Photo 1 – Eugénie Grandet ©HighseaProduction-TribusP.Films-2020

EUGENIE GRANDET

Felix Grandet règne en maître dans sa modeste maison de Saumur où sa femme et sa fille Eugénie, mènent une existence sans distraction. D’une avarice extraordinaire, il ne voit pas d’un bon œil les beaux partis qui se pressent pour demander la main de sa fille.

Critique du film

Après L’Échange des Princesses qui, sous les dorures du seizième siècle, voyait déjà deux innocentes sacrifiées sur l’autel des jeux de pouvoirs des hommes, Marc Dugain continue sa dépeinte de la condition féminine à travers le temps en plongeant au cœur de la Restauration avec l’adaptation d’un des fers de lance de La Comédie HumaineEugénie Grandet.

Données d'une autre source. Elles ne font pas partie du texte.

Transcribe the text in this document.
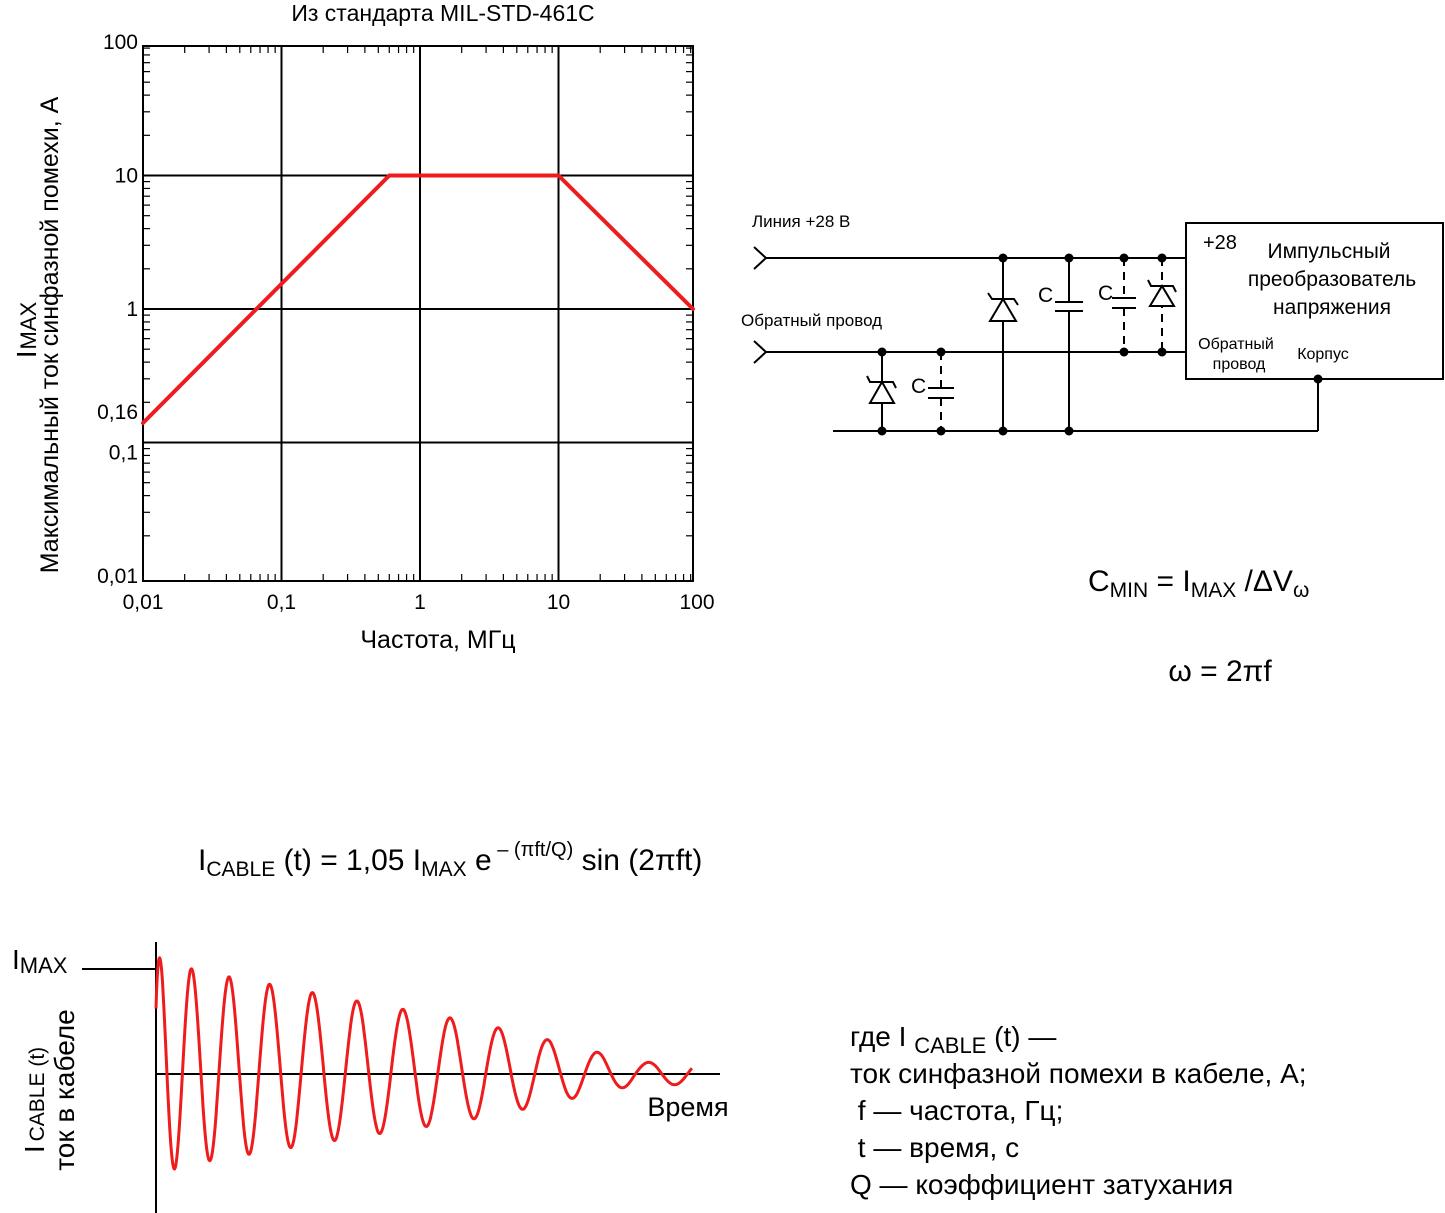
Из стандарта MIL-STD-461C
0,01	0,1	1	10	100
100
10
1
0,16
0,1
0,01
Частота, МГц
IMAX
Максимальный ток синфазной помехи, А	Линия +28 В
Обратный провод
+28 Импульсный
преобразователь
напряжения
Обратный
провод
Корпус
C C
C
$C_{MIN} = I_{MAX}$ $/\Delta V_\omega$
ω = 2πf
$I_{CABLE}$ (t) = 1,05 $I_{MAX}$ e $^{- (\pi ft/Q)}$ sin (2πft)
IMAX
Время
ICABLE (t) ток в кабеле	где I $_{CABLE}$ (t) —
ток синфазной помехи в кабеле, А;
f — частота, Гц;
t — время, с
Q — коэффициент затухания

Inspiré par la façon si particulière qu’avait Balzac de parler des femmes, dont il n’aura eu cesse de dénoncer la condition tout au long de son œuvre, le réalisateur d’Une exécution extraordinaire aura trouvé en Eugénie une héroïne alliant grand romanesque à grande force de caractère. Sur fond d’étude des meurs de la société du dix-neuvième siècle, le roman raconte le parcours d’une jeune femme vers sa liberté après avoir subi non seulement l’étau entre tâches peu gratifiantes et principes religieux, mais surtout l’oppression masculine paternelle – incarnée par le personnage tout puissant de Félix Grandet, père autoritaire et despote.

« LA PESTE SOIT DE L’AVARICE ET DES AVARICIEUX »

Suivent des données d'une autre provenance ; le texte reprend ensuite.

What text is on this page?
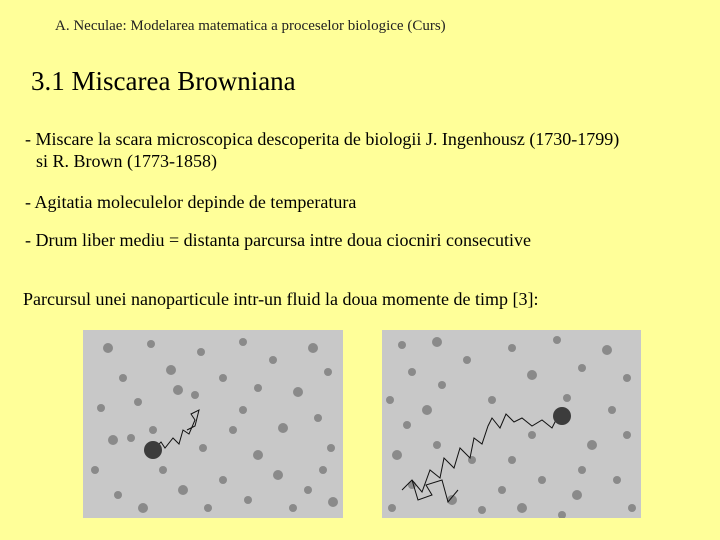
A. Neculae: Modelarea matematica a proceselor biologice (Curs)
3.1 Miscarea Browniana
- Miscare la scara microscopica descoperita de biologii J. Ingenhousz (1730-1799)
si R. Brown (1773-1858)
- Agitatia moleculelor depinde de temperatura
- Drum liber mediu = distanta parcursa intre doua ciocniri consecutive
Parcursul unei nanoparticule intr-un fluid la doua momente de timp [3]:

Fort d’une réalisation sobre, quasi picturale tant la lumière sculpte les visages à l’image des tableaux de George De La Tour, le film avait pour ambition affichée d’accentuer la portée actuelle du propos de l’œuvre d’origine. Si l’écriture des dialogues se démarque par une adaptation réussie de la langue de Balzac, où quelques tournures plus contemporaines rendent plus viscérales les scènes clés de certains personnages, Marc Dugain ne parvient pas à rendre pleinement justice à sa protagoniste.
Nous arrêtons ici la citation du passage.